Près de neuf décennies après la disparition d'Amelia Earhart au-dessus de l'océan Pacifique, l'université Purdue, qui a contribué au financement de sa tentative historique de tour du monde en avion, prévoit de mener une nouvelle campagne pour retrouver son appareil et résoudre le plus grand mystère de l'aviation. L'objectif sera l'île de Nikumaroro, une île isolée du Pacifique liée à une théorie persistante selon laquelle Earhart et son navigateur, Fred Noonan, ne se seraient pas abîmés en mer le 2 juillet 1937, mais auraient atteint un récif et péri après s'y être échoués.

Le plan initial prévoyait qu'une équipe de terrain de la Fondation de recherche de l'Université Purdue et de l'Institut du patrimoine archéologique (ALI) se rende sur l'île de Nikumaroro en novembre 2025 afin d'étudier l'objet de Taraia, une anomalie de longue date dans le lagon de l'île. Les organisateurs pensent qu'il pourrait s'agir d'un fragment de l'avion Lockheed Electra 10E piloté par Earhart.

Toutefois, le 27 octobre 2025, l'université Purdue a annoncé le report de l'expédition à 2026, le temps que les organisateurs obtiennent les autorisations nécessaires du gouvernement de Kiribati. Selon les responsables de l'université, une attente plus longue aurait compromis la capacité de l'équipe à naviguer pendant la saison des cyclones dans le Pacifique Sud.

L'ALI annonce que l'équipe quittera Majuro, dans les îles Marshall, le 28 juillet, passera cinq jours sur l'île de Nikumaroro, retournera à Majuro le 14 août et rentrera chez elle le 15 août. Si l'objet est identifié comme étant l'étoile Electra d'Earhart, l'ALI indique qu'une autre campagne de terrain aura lieu en 2027, avec une possible récupération en 2027 ou 2028.

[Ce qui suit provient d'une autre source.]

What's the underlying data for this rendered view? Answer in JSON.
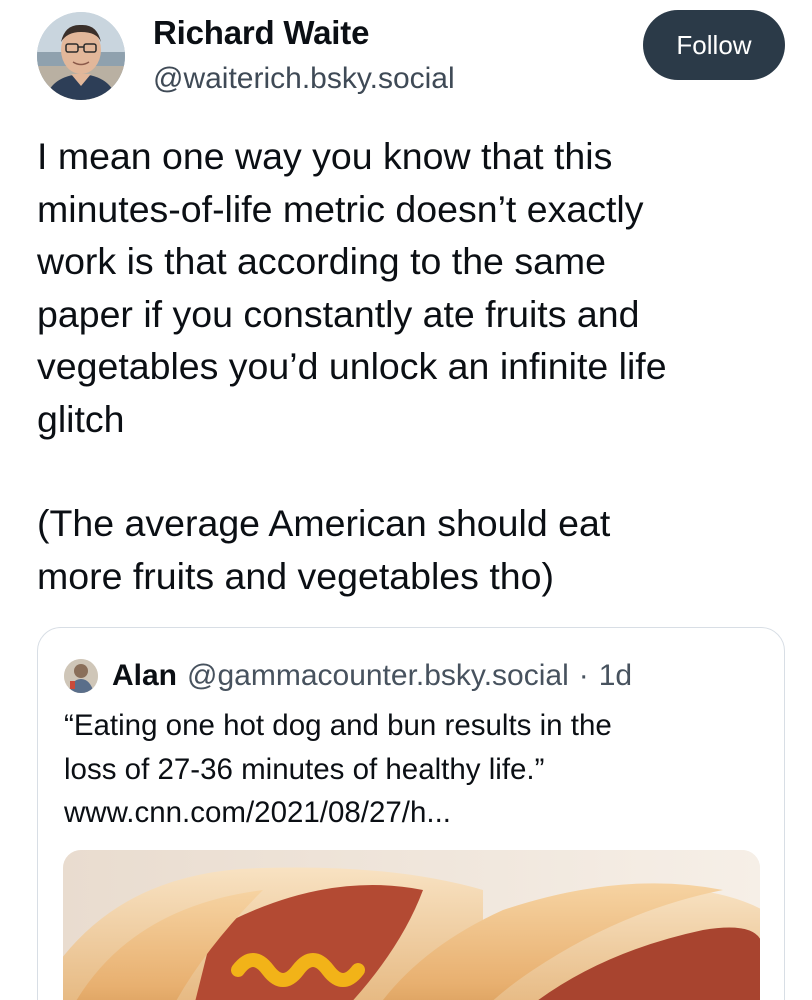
{
  "post": {
    "author": {
      "name": "Richard Waite",
      "handle": "@waiterich.bsky.social"
    },
    "follow_label": "Follow",
    "text_lines": [
      "I mean one way you know that this",
      "minutes-of-life metric doesn’t exactly",
      "work is that according to the same",
      "paper if you constantly ate fruits and",
      "vegetables you’d unlock an infinite life",
      "glitch"
    ],
    "text_lines_2": [
      "(The average American should eat",
      "more fruits and vegetables tho)"
    ]
  },
  "quote": {
    "author_name": "Alan",
    "author_handle": "@gammacounter.bsky.social",
    "separator": "·",
    "time": "1d",
    "text_lines": [
      "“Eating one hot dog and bun results in the",
      "loss of 27-36 minutes of healthy life.”",
      "www.cnn.com/2021/08/27/h..."
    ],
    "media": {
      "subject": "hot dogs with mustard",
      "colors": {
        "bun": "#e8b070",
        "sausage": "#a8442f",
        "mustard": "#f2b318"
      }
    }
  },
  "colors": {
    "follow_button_bg": "#2b3a48",
    "text": "#0b0f14",
    "secondary_text": "#3f4a56",
    "card_border": "#d8dee5"
  }
}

Lors de l'annonce de l'expédition, Richard Pettigrew, directeur exécutif d'ALI, a exprimé sa position avec une assurance inhabituelle. « Face à une telle quantité de preuves convaincantes, nous pensons n'avoir d'autre choix que d'aller de l'avant et, nous l'espérons, de revenir avec des preuves », a-t-il déclaré. « Je me réjouis de collaborer avec la Fondation de recherche de l'Université Purdue pour écrire le dernier chapitre de l'histoire remarquable d'Amelia Earhart. ».

Cette dernière tentative s'ajoute à une longue liste d'efforts déployés pour enfin résoudre le mystère Earhart. Selon Pettigrew, l'hypothèse de l'objet de Taraya repose sur une combinaison de preuves documentaires, de photographies, d'images satellites, de preuves matérielles et de témoignages oculaires.

Cette initiative, soutenue par l'Université Purdue, s'ajoute à la longue liste des tentatives pour résoudre le mystère Earhart. Selon Pettigrew et l'American Institute of Astronomy (ALI), l'hypothèse Taraya repose sur des documents d'archives, des photographies, des images satellites, des preuves matérielles et des témoignages.

La perquisition est menée sur la base de plusieurs éléments de preuve, notamment :

  • Les relevés radio enregistrés à l'époque par l'US Navy, l'US Coast Guard et la Pan American World Airways convergeaient vers la région de Nikumaroro, selon les organisateurs.

  • Une analyse réalisée en 2017 sur des ossements humains découverts sur l'île en 1940 a révélé que la longueur des os d'Earhart était plus similaire à celle des autres personnes retrouvées qu'à celle de 99 % des autres personnes.

  • Parmi les objets exposés figurent une chaussure de femme, une boîte à poudre, un pot de crème contre les taches de rousseur et un flacon de médicament, tous datant des années 1930.

  • Une anomalie photographique surnommée « l'objet de Bevington » a été capturée trois mois après la disparition de l'avion et a été interprétée comme ressemblant au train d'atterrissage d'un avion Electra sur le récif de Nikumaroro.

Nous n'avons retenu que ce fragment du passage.